All this was true of my mother, as well. But my mother was filled with passionate resentment about the condition of women, as perhaps my grandmother might have been had my grandfather lived and had she borne five children and had little opportunity to use her special gifts and training.
As it was, the two women I knew best were mothers and had professional training. So I had no reason to doubt that brains were suitable for a woman. And as I had my father’s kind of mind—which was also his mother’s—I learned that the mind is not sex-typed …
After I left home I used to write long letters to Grandma, and later, when I went to Samoa, it was for Grandma that I tried to make clear what I was doing. She was not entirely happy with my choice of a career; she thought that botany would have been better than savages. Even though she herself hardly ever went to church—she had decided that she had gone to church enough—she taught me to treat all people as the children of God. But she had no way to include in her conception of human beings the unknown peoples of distant South Sea islands …

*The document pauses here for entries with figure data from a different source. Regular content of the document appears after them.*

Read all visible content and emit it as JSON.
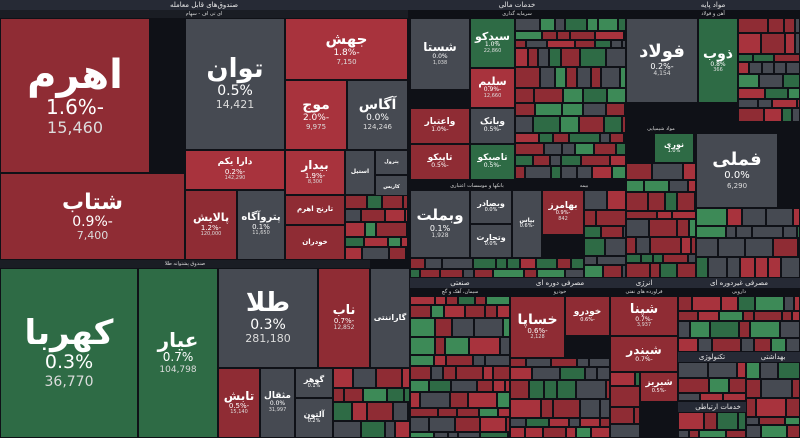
{
  "colors": {
    "dark_red": "#8f2c34",
    "red": "#a8333d",
    "neutral": "#464a52",
    "green": "#2e6b45",
    "bright_green": "#3d8a57"
  },
  "sectors": {
    "funds": {
      "title": "صندوق‌های قابل معامله",
      "sub": "ای تی اف - سهام"
    },
    "gold_funds": {
      "sub": "صندوق پشتوانه طلا"
    },
    "financial": {
      "title": "خدمات مالی",
      "sub": "سرمایه گذاری"
    },
    "basic": {
      "title": "مواد پایه",
      "sub": "آهن و فولاد"
    },
    "brokerage": {
      "sub": "بانکها و موسسات اعتباری"
    },
    "insurance": {
      "sub": "بیمه"
    },
    "chemical": {
      "sub": "مواد شیمیایی"
    },
    "industrial": {
      "title": "صنعتی",
      "sub": "سیمان، آهک و گچ"
    },
    "durables": {
      "title": "مصرفی دوره ای",
      "sub": "خودرو"
    },
    "energy": {
      "title": "انرژی",
      "sub": "فراورده های نفتی"
    },
    "nondurables": {
      "title": "مصرفی غیردوره ای",
      "sub": "دارویی"
    },
    "tech": {
      "title": "تکنولوژی"
    },
    "health": {
      "title": "بهداشتی"
    },
    "telecom": {
      "title": "خدمات ارتباطی"
    },
    "footer_small": {
      "sub": "ساخت محصولات فلزی"
    }
  },
  "tiles": [
    {
      "name": "اهرم",
      "change": "-1.6%",
      "value": "15,460"
    },
    {
      "name": "شتاب",
      "change": "-0.9%",
      "value": "7,400"
    },
    {
      "name": "توان",
      "change": "0.5%",
      "value": "14,421"
    },
    {
      "name": "جهش",
      "change": "-1.8%",
      "value": "7,150"
    },
    {
      "name": "موج",
      "change": "-2.0%",
      "value": "9,975"
    },
    {
      "name": "آگاس",
      "change": "0.0%",
      "value": "124,246"
    },
    {
      "name": "دارا یکم",
      "change": "-0.2%",
      "value": "142,290"
    },
    {
      "name": "پالایش",
      "change": "-1.2%",
      "value": "120,000"
    },
    {
      "name": "پتروآگاه",
      "change": "0.1%",
      "value": "11,650"
    },
    {
      "name": "بیدار",
      "change": "-1.9%",
      "value": "8,300"
    },
    {
      "name": "کهربا",
      "change": "0.3%",
      "value": "36,770"
    },
    {
      "name": "عیار",
      "change": "0.7%",
      "value": "104,798"
    },
    {
      "name": "طلا",
      "change": "0.3%",
      "value": "281,180"
    },
    {
      "name": "ناب",
      "change": "-0.7%",
      "value": "12,852"
    },
    {
      "name": "تابش",
      "change": "-0.5%",
      "value": "15,140"
    },
    {
      "name": "مثقال",
      "change": "0.0%",
      "value": "31,997"
    },
    {
      "name": "گوهر",
      "change": "0.1%",
      "value": ""
    },
    {
      "name": "آلتون",
      "change": "0.2%",
      "value": ""
    },
    {
      "name": "سیدکو",
      "change": "1.0%",
      "value": "22,860"
    },
    {
      "name": "شستا",
      "change": "0.0%",
      "value": "1,038"
    },
    {
      "name": "سلیم",
      "change": "-0.9%",
      "value": "12,660"
    },
    {
      "name": "فولاد",
      "change": "-0.2%",
      "value": "4,154"
    },
    {
      "name": "ذوب",
      "change": "0.8%",
      "value": "366"
    },
    {
      "name": "فملی",
      "change": "0.0%",
      "value": "6,290"
    },
    {
      "name": "وبملت",
      "change": "0.1%",
      "value": "1,928"
    },
    {
      "name": "بپاس",
      "change": "-0.6%",
      "value": ""
    },
    {
      "name": "بهامرز",
      "change": "-0.9%",
      "value": "842"
    },
    {
      "name": "خساپا",
      "change": "-0.6%",
      "value": "2,128"
    },
    {
      "name": "خودرو",
      "change": "-0.6%",
      "value": ""
    },
    {
      "name": "شپنا",
      "change": "-0.7%",
      "value": "3,937"
    },
    {
      "name": "شبندر",
      "change": "-0.7%",
      "value": ""
    },
    {
      "name": "شبریز",
      "change": "-0.5%",
      "value": ""
    },
    {
      "name": "کگل",
      "change": "0.0%",
      "value": ""
    },
    {
      "name": "نوری",
      "change": "1.0%",
      "value": ""
    },
    {
      "name": "وبصادر",
      "change": "0.0%",
      "value": ""
    },
    {
      "name": "وتجارت",
      "change": "0.0%",
      "value": ""
    },
    {
      "name": "وبانک",
      "change": "-0.5%",
      "value": ""
    },
    {
      "name": "واعتبار",
      "change": "-1.0%",
      "value": ""
    },
    {
      "name": "تاپیکو",
      "change": "-0.5%",
      "value": ""
    },
    {
      "name": "تاصیکو",
      "change": "-0.5%",
      "value": ""
    },
    {
      "name": "گاراننتی",
      "change": "",
      "value": ""
    },
    {
      "name": "پترول",
      "change": "",
      "value": ""
    },
    {
      "name": "استیل",
      "change": "",
      "value": ""
    },
    {
      "name": "کاریس",
      "change": "",
      "value": ""
    },
    {
      "name": "خودران",
      "change": "",
      "value": ""
    },
    {
      "name": "تارنج اهرم",
      "change": "",
      "value": ""
    }
  ]
}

Throughout my childhood she talked a great deal about teachers, about their problems and conflicts, and about those teachers who could never close the schoolhouse door behind them. The sense she gave me of what teachers are like, undistorted by my own particular experience with teachers, made me want to write my first book about adolescents in such a way that the teachers of adolescents would understand it. Grandma always wanted to understand things, and she was willing to listen or read until she did. There was only one subject, she decided rather fastidiously, that she did not wish to pursue. That was birth control. At 80, she said, she did not need to know about it.
When I returned from Samoa, Grandma had already left for Fairhope, Alabama, where she had taken my two younger sisters to an experimental school. So I never had a chance to follow up the letters I wrote her from Samoa with long talks through which she would have understood more about what I was doing, and I would have learned more about how to say things useful to teachers.
In her later years she had devoted herself with almost single-minded passion to my sister Elizabeth, the one of us who was least like the rest. At the end of that year in Fairhope, Elizabeth graduated from high school. I have a vision of her standing in her white graduation dress in the garden where Grandma was sitting. I am sure Grandma felt that her hardest task—protecting and educating Elizabeth—was finished. She died on the way home, while she was visiting a favorite niece in Ohio.
The closest friends I have made all through life have been people who also grew up close to a loved and loving grandmother or grandfather.